XMLReader also provides XSLT function and element extensions. The namespace for all extensions is xalan://fr.inra.maiage.bibliome.alvisnlp.bibliomefactory.modules.xml.XMLReader2
.
Element extensions
document
: creates a document in the current corpus. The identifier is either a string specified by the attribute id, or an XPath expression specified by the xpath-id attribute. The expression is evaluated as a string.section
: creates a section in the current document; this element should occur inside a document element. The name of the section is either specified as a string in the name attribute, or as an XPath expression in the xpath-name attribute. The contents of the section is either specified as a string in the contents attribute, or as an XPath expression in the xpath-contents attribute.annotation
: creates an annotation in the current section; this element should occur inside a section element. The start and end positions are specified by the start and end attributes respectively. The value of these attributes are XPath expressions evaluated as integers. The layers in which the annotation should be added are either specified as a string by the layers attribute, or as an XPath expression by the xpath-layers attribute. The layers should be a space spearated list of layer names, the annotation will be added in each named layer. If the layers list is empty, then no annotation is created at all. Moreover an identifier for the created annotation may be specified either as a string by the ref attribute, or as an XPath expression by the xpath-ref attribute. This identifier can be referenced later to set tuple arguments.relation
: creates a relation in the current section; this element should occur inside a section element. The name of the relation is specified either as a string by the name attribute, or as an XPath expression by the xpath-name attribute.tuple
: creates a tuple inside the current relation; this element should occur inside a relation element.arg
: sets an argument of the current tuple; this element should occur inside a tuple element. The role of the argument is specified either as a string by the role attribute, or as an XPath expression by the xpath-role attribute. The identifier of the argument is specified either as a string by the ref attribute, or as an XPath expression by the xpath-ref attribute. The value must have been set previously in an annotation element.feature
: adds a feature to the current element; this element should occur inside a document, section, annotation, relation or tuple element. The name of the feature is set either as a string by the name attribute, or as an XPath expression by the xpath-name attribute. The value of the feature is set either as a string by the value attribute, or as an XPath expression by the xpath-value attribute.
Function extensions
inline
: this function evaluates as a node set containing a copy of each element inside the current node. The elements will have two additional attributes start and end that indicate the character positions of the start and end tags. These attributes have the namespace http://bibliome.jouy.inra.fr/alvisnlp/bibliome-module-factory/inline.
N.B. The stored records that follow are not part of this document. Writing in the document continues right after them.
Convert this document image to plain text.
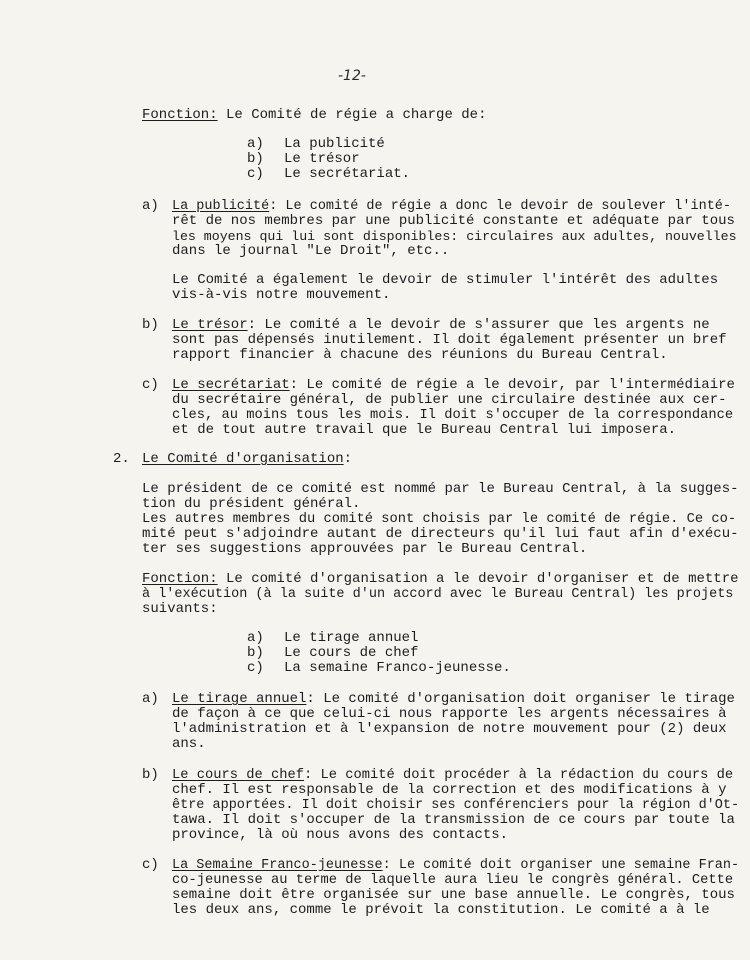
-12-
Fonction: Le Comité de régie a charge de:
a) La publicité
b) Le trésor
c) Le secrétariat.
a) La publicité: Le comité de régie a donc le devoir de soulever l'inté-
rêt de nos membres par une publicité constante et adéquate par tous
les moyens qui lui sont disponibles: circulaires aux adultes, nouvelles
dans le journal "Le Droit", etc..
Le Comité a également le devoir de stimuler l'intérêt des adultes
vis-à-vis notre mouvement.
b) Le trésor: Le comité a le devoir de s'assurer que les argents ne
sont pas dépensés inutilement. Il doit également présenter un bref
rapport financier à chacune des réunions du Bureau Central.
c) Le secrétariat: Le comité de régie a le devoir, par l'intermédiaire
du secrétaire général, de publier une circulaire destinée aux cer-
cles, au moins tous les mois. Il doit s'occuper de la correspondance
et de tout autre travail que le Bureau Central lui imposera.
2. Le Comité d'organisation:
Le président de ce comité est nommé par le Bureau Central, à la sugges-
tion du président général.
Les autres membres du comité sont choisis par le comité de régie. Ce co-
mité peut s'adjoindre autant de directeurs qu'il lui faut afin d'exécu-
ter ses suggestions approuvées par le Bureau Central.
Fonction: Le comité d'organisation a le devoir d'organiser et de mettre
à l'exécution (à la suite d'un accord avec le Bureau Central) les projets
suivants:
a) Le tirage annuel
b) Le cours de chef
c) La semaine Franco-jeunesse.
a) Le tirage annuel: Le comité d'organisation doit organiser le tirage
de façon à ce que celui-ci nous rapporte les argents nécessaires à
l'administration et à l'expansion de notre mouvement pour (2) deux
ans.
b) Le cours de chef: Le comité doit procéder à la rédaction du cours de
chef. Il est responsable de la correction et des modifications à y
être apportées. Il doit choisir ses conférenciers pour la région d'Ot-
tawa. Il doit s'occuper de la transmission de ce cours par toute la
province, là où nous avons des contacts.
c) La Semaine Franco-jeunesse: Le comité doit organiser une semaine Fran-
co-jeunesse au terme de laquelle aura lieu le congrès général. Cette
semaine doit être organisée sur une base annuelle. Le congrès, tous
les deux ans, comme le prévoit la constitution. Le comité a à le
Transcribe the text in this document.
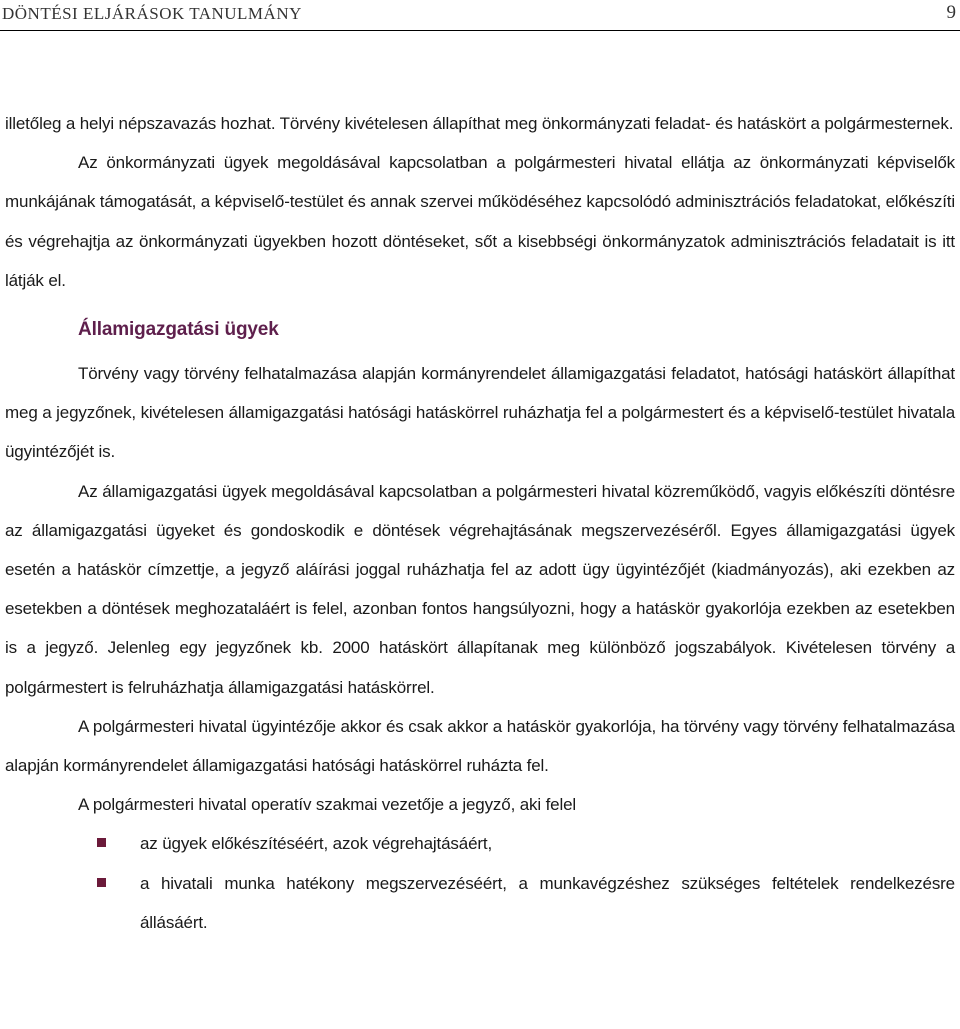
DÖNTÉSI ELJÁRÁSOK TANULMÁNY	9

illetőleg a helyi népszavazás hozhat. Törvény kivételesen állapíthat meg önkormányzati feladat- és hatáskört a polgármesternek.

Az önkormányzati ügyek megoldásával kapcsolatban a polgármesteri hivatal ellátja az önkormányzati képviselők munkájának támogatását, a képviselő-testület és annak szervei működéséhez kapcsolódó adminisztrációs feladatokat, előkészíti és végrehajtja az önkormányzati ügyekben hozott döntéseket, sőt a kisebbségi önkormányzatok adminisztrációs feladatait is itt látják el.

Államigazgatási ügyek

Törvény vagy törvény felhatalmazása alapján kormányrendelet államigazgatási feladatot, hatósági hatáskört állapíthat meg a jegyzőnek, kivételesen államigazgatási hatósági hatáskörrel ruházhatja fel a polgármestert és a képviselő-testület hivatala ügyintézőjét is.

Az államigazgatási ügyek megoldásával kapcsolatban a polgármesteri hivatal közreműködő, vagyis előkészíti döntésre az államigazgatási ügyeket és gondoskodik e döntések végrehajtásának megszervezéséről. Egyes államigazgatási ügyek esetén a hatáskör címzettje, a jegyző aláírási joggal ruházhatja fel az adott ügy ügyintézőjét (kiadmányozás), aki ezekben az esetekben a döntések meghozataláért is felel, azonban fontos hangsúlyozni, hogy a hatáskör gyakorlója ezekben az esetekben is a jegyző. Jelenleg egy jegyzőnek kb. 2000 hatáskört állapítanak meg különböző jogszabályok. Kivételesen törvény a polgármestert is felruházhatja államigazgatási hatáskörrel.

A polgármesteri hivatal ügyintézője akkor és csak akkor a hatáskör gyakorlója, ha törvény vagy törvény felhatalmazása alapján kormányrendelet államigazgatási hatósági hatáskörrel ruházta fel.

A polgármesteri hivatal operatív szakmai vezetője a jegyző, aki felel

az ügyek előkészítéséért, azok végrehajtásáért,
a hivatali munka hatékony megszervezéséért, a munkavégzéshez szükséges feltételek rendelkezésre állásáért.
This function is useful to read in-text annotations. Note: the inline() function also process comment and processing instruction nodes. These nodes are then wrapped within an extra element named wrapper (in the namespace http://bibliome.jouy.inra.fr/alvisnlp/bibliome-module-factory/inline), which will have the two attributes start and end to indicate the character position where the comment or the processiçng instruction is inserted.
Snippet
<xmlreader class="XMLReader">
<source></source>
<xslTransform></xslTransform>
</xmlreader>
Mandatory parameters
source
Path to the source directory or source file.
xslTransform
XSLT Stylesheet to apply on the input.
Optional parameters
constantAnnotationFeatures
Constant features to add to each annotation created by this module.
constantDocumentFeatures
Constant features to add to each document created by this module.
constantRelationFeatures
Constant features to add to each relation created by this module.
constantSectionFeatures
Constant features to add to each section created by this module.
constantTupleFeatures
Constant features to add to each tuple created by this module.
stringParams
Parameters to pass to the XSLT Stylesheet specified by xslTransform .
html
Set to true if the input is HTML rather than XML.
rawTagNames
If true, do not convert tag names to upper case.